Just in case my interpretation of the diagram does not give a clear representation, here is a link to all of the questions. http://imgur.com/a/jsv9e

The question begins by asking me to state the necessary conditions for a body to be in a state of equilibrium.

It is a 1.5m wall on the left hand side to which a cable is connected from. This cable extends 2.5m to the right and is run over or connected to a beam (the diagram is very unclear to me but could you kindly help with both possibilities?), which is diagonally connected to a hinge at the bottom of the 1.85m wall, to where it is connected to a mass. The angle between the beam and cable, in the area where the cable runs over or is connected to the beam, is unknown and represented by θ. The beam has a weight of 900N in its centre and the mass has a weight of 4500N. The mass of the cable and beam are negligible.

I am asked to:

Draw a free body diagram showing the forces acting on the system. (3 marks)

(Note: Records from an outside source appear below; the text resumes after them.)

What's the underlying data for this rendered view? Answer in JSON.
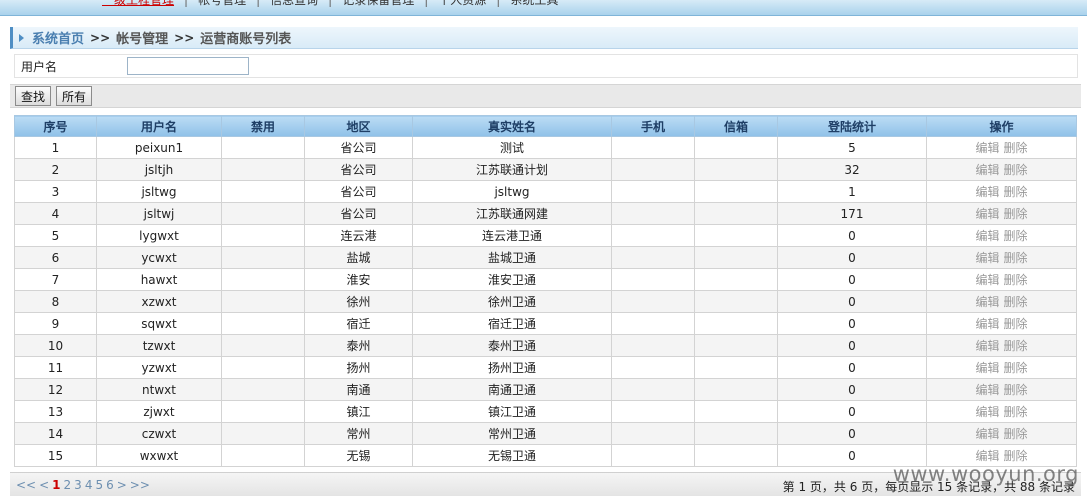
{
  "topnav": {
    "items": [
      "一级工程管理",
      "帐号管理",
      "信息查询",
      "记录保留管理",
      "个人资源",
      "系统工具"
    ],
    "active_index": 0
  },
  "breadcrumb": {
    "home": "系统首页",
    "sep": ">>",
    "level2": "帐号管理",
    "level3": "运营商账号列表"
  },
  "search": {
    "username_label": "用户名",
    "username_value": ""
  },
  "buttons": {
    "find": "查找",
    "all": "所有"
  },
  "table": {
    "headers": [
      "序号",
      "用户名",
      "禁用",
      "地区",
      "真实姓名",
      "手机",
      "信箱",
      "登陆统计",
      "操作"
    ],
    "edit_label": "编辑",
    "delete_label": "删除",
    "rows": [
      {
        "id": "1",
        "user": "peixun1",
        "disabled": "",
        "region": "省公司",
        "name": "测试",
        "phone": "",
        "email": "",
        "logins": "5"
      },
      {
        "id": "2",
        "user": "jsltjh",
        "disabled": "",
        "region": "省公司",
        "name": "江苏联通计划",
        "phone": "",
        "email": "",
        "logins": "32"
      },
      {
        "id": "3",
        "user": "jsltwg",
        "disabled": "",
        "region": "省公司",
        "name": "jsltwg",
        "phone": "",
        "email": "",
        "logins": "1"
      },
      {
        "id": "4",
        "user": "jsltwj",
        "disabled": "",
        "region": "省公司",
        "name": "江苏联通网建",
        "phone": "",
        "email": "",
        "logins": "171"
      },
      {
        "id": "5",
        "user": "lygwxt",
        "disabled": "",
        "region": "连云港",
        "name": "连云港卫通",
        "phone": "",
        "email": "",
        "logins": "0"
      },
      {
        "id": "6",
        "user": "ycwxt",
        "disabled": "",
        "region": "盐城",
        "name": "盐城卫通",
        "phone": "",
        "email": "",
        "logins": "0"
      },
      {
        "id": "7",
        "user": "hawxt",
        "disabled": "",
        "region": "淮安",
        "name": "淮安卫通",
        "phone": "",
        "email": "",
        "logins": "0"
      },
      {
        "id": "8",
        "user": "xzwxt",
        "disabled": "",
        "region": "徐州",
        "name": "徐州卫通",
        "phone": "",
        "email": "",
        "logins": "0"
      },
      {
        "id": "9",
        "user": "sqwxt",
        "disabled": "",
        "region": "宿迁",
        "name": "宿迁卫通",
        "phone": "",
        "email": "",
        "logins": "0"
      },
      {
        "id": "10",
        "user": "tzwxt",
        "disabled": "",
        "region": "泰州",
        "name": "泰州卫通",
        "phone": "",
        "email": "",
        "logins": "0"
      },
      {
        "id": "11",
        "user": "yzwxt",
        "disabled": "",
        "region": "扬州",
        "name": "扬州卫通",
        "phone": "",
        "email": "",
        "logins": "0"
      },
      {
        "id": "12",
        "user": "ntwxt",
        "disabled": "",
        "region": "南通",
        "name": "南通卫通",
        "phone": "",
        "email": "",
        "logins": "0"
      },
      {
        "id": "13",
        "user": "zjwxt",
        "disabled": "",
        "region": "镇江",
        "name": "镇江卫通",
        "phone": "",
        "email": "",
        "logins": "0"
      },
      {
        "id": "14",
        "user": "czwxt",
        "disabled": "",
        "region": "常州",
        "name": "常州卫通",
        "phone": "",
        "email": "",
        "logins": "0"
      },
      {
        "id": "15",
        "user": "wxwxt",
        "disabled": "",
        "region": "无锡",
        "name": "无锡卫通",
        "phone": "",
        "email": "",
        "logins": "0"
      }
    ]
  },
  "pager": {
    "first": "<<",
    "prev": "<",
    "pages": [
      "1",
      "2",
      "3",
      "4",
      "5",
      "6"
    ],
    "current": "1",
    "next": ">",
    "last": ">>",
    "summary": "第 1 页，共 6 页，每页显示 15 条记录，共 88 条记录"
  },
  "watermark": "www.wooyun.org"
}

Calculate the tension T in the cable. (2 marks)

Calculate the net force on the beam from the hinge. (3 marks)

The other question states that during the initial phase of take off, a BWIA jet has an acceleration of 4.0 ms^-2 lasting 5 seconds. The burner engines are then turned up to full power for an acceleration of 10 ms^-2. The speed needed for take off is 300 ms^-1.

Calculate the:

(i) length of the runway

(ii) total time of take off

Hence sketch a velocity-time graph for the motion of the jet

## Homework Equations

I am not sure if this is regarding equations that the question gave me to use or equations that I personally used. The question did not give me any equations to use as I had to use my own brain to figure which ones were needed. However, we do not use calculus at our level so I used:

Moments: F1 * d1 = F2 * d2

Linear Motion: v^2 = u^2 + 2as and s = ut + 1/2 at^2

## The Attempt at a Solution

For moments, I figured that the cable provides an anti-clockwise force to balance the clockwise forces of the beam and the mass (I included them both as I thought they were both connected to each other and the cable pulled them up). Thus T * 2.5 = (900cos35.6 * 2.5) + (4500 * 2.5)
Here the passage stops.